Pria itu masih sibuk mengirim pesan, dan dia sama sekali tidak perduli dengan apa yang ibunya katakan padanya, bahkan dengan meletakkan ponselnya kembali, Tae Woo berjalan mengambil laptopnya dan beberapa berkas untuk meeting.

Tae Woo benar-benar tidak menganggap ada dan tidak ada ibunya di ruangannya, pria itu sibuk dengan pekerjaannya dan membiarkan ibunya terus mengoceh.

Seseorang mengetuk pintu ruangan Tae Woo, dan pria itu berjalan mendekat ke arah arah pintu dan membiarkan ibunya masih berdiri di tempat yang sama. "Terimakasih," jawan Tae Woo kembali ke kursinya dan kembali sibuk pada pekerjaannya.

"Kau hanya perlu pulang ke rumah dan tinggal bersama ibu lagi."

"Kim Tae Woo, darimana saja kau sampai sesiang ini? Kemana saja kau saat saham bulan ini turun dan kau datang ke perusahaan pukul sepuluh pagi?"

"Ya! Apa kau ingin perusahaan kakekmu bangkrut karena kinerjamu yang tidak bisa diandalkan karena selalu main dan membuang semua waktumu untuk---"

"Bisa ibu diam?" tanya Tae Woo mulai gerak saat ibunya kembali menyudutkannya. "Bagaimana bisa diam, perusahaan keluarga ibu hampir bangkrut dan saham turun, kau justru memerintahkan ibu untuk diam?" tanya ibunya tidak menyangka jika putranya mengatakan hal itu.

"Iya, percuma juga jika terus berbicara. Semua tidak akan mengubah apapun, saham tidak naik, dan ibu membuang waktu bekerjaku."

"Ibu pikir aku pergi keluar, dan datang ke perusahaan siang dan setelah makan siang aku tidak bertanggung jawab?"

"Jangan asal menuduhku seperti itu, ibu. Kau berlebihan!"

Ibunya memutar bola matanya malas, wanita itu menatap tajam putranya dan memulai berbicara lagi. "Ibu mendidikmu tegas karena ibu tidak memiliki siapa-siapa lagi selain dirimu," ucap ibunya membuat Tae Woo hanya bis amenghela nafasnya berat.

Di sini pria itu sedang dilema, antara dia senang mendangarnya Tae Woo bahkan merasa terbebani setelah mengingatnyaa.

"Aku tahu," jawabnya. "Tapi jika ibu bermaksud baik padaku, jangan membuatku marah dan terlihat membencimu bahkan saat aku mendengar suaramu. Itu menggangguku," sambung Tae Woo menjelaskan kembali pada ibunya jika dia butuh privasi, kebebasan, dan senang-senang.

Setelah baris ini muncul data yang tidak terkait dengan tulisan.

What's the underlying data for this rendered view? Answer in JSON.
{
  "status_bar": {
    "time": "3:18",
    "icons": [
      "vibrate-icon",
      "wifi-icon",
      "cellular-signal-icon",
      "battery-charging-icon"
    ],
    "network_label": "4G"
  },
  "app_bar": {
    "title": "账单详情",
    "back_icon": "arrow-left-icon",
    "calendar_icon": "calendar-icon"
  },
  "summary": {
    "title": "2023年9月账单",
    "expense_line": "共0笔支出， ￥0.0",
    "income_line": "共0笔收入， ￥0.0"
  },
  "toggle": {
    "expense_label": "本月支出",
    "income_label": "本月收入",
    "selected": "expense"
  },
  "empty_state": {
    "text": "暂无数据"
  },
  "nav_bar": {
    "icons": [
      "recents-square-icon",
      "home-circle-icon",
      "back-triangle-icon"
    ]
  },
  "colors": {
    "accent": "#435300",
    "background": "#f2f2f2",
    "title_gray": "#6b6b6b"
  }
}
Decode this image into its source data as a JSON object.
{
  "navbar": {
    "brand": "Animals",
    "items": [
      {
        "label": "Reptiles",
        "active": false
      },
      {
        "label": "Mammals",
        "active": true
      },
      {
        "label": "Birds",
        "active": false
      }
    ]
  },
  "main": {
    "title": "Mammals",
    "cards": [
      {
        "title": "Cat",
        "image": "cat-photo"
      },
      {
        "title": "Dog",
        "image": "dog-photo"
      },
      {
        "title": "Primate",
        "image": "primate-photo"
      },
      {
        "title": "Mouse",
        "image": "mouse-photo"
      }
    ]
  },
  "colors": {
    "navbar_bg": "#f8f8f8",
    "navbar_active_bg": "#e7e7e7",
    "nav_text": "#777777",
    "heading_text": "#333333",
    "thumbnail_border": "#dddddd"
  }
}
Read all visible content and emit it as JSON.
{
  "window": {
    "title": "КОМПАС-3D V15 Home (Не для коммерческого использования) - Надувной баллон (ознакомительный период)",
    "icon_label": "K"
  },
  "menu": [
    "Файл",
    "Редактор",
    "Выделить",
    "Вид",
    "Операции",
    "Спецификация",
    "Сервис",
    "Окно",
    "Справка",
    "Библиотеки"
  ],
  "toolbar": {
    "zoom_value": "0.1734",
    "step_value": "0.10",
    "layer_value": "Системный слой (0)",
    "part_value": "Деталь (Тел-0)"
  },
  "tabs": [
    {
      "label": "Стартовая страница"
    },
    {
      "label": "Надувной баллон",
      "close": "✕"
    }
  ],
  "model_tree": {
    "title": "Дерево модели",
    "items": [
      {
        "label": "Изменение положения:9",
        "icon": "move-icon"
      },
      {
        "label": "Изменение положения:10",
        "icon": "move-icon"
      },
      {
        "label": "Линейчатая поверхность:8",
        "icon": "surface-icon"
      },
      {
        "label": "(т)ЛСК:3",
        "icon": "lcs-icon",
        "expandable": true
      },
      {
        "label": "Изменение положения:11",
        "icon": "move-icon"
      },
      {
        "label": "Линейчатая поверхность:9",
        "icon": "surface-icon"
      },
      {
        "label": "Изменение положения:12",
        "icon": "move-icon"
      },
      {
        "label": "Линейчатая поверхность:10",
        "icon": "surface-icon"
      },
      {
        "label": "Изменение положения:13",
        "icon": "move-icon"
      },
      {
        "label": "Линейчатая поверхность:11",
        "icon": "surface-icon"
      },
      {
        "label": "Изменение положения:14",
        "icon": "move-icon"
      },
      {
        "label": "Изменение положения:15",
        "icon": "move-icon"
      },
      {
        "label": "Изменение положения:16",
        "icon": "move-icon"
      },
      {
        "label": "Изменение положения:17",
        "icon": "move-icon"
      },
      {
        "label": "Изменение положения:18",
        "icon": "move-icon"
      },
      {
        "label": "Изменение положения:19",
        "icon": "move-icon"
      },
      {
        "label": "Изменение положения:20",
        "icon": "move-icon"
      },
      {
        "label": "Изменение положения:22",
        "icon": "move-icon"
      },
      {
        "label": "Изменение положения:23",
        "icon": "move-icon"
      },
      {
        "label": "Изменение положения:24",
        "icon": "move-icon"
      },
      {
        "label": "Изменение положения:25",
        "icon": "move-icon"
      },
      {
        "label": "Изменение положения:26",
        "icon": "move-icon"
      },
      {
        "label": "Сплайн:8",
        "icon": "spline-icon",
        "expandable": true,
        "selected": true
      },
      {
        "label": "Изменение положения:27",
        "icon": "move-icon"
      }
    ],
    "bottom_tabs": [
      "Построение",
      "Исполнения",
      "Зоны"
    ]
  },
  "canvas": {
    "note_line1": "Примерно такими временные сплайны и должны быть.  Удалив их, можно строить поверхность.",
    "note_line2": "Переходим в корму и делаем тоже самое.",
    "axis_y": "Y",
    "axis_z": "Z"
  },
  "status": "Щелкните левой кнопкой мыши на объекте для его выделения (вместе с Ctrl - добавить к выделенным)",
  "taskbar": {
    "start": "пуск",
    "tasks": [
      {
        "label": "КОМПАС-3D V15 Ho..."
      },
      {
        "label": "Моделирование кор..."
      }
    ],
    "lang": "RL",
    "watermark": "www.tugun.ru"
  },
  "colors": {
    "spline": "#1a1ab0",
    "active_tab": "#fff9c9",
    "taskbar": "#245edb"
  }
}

Sejujurnya jika ibunya sedikit lebih memberi Tae Woo kebebasan, waktu luang dan kesempatan baru Tae Woo akan betan dan nyaman di rumah.

Setelah kedatangan Hoo Sik datang ke rumah Tae Woo mereka menjadi semakin akur, hanya saja semuanya terasa begitu canggung setelah Tae Woo mulai dianggap remeh, dianding-bandingkan dengan Hoo Sik dan masih banyak lagi.

Tae Woo yang memiliki tipe dan kepribadian yang selalu mendapatkan perhatian sebelum datangnya Hoo Sik, semua itu juga karena ibunya yang menjadi tidak adil.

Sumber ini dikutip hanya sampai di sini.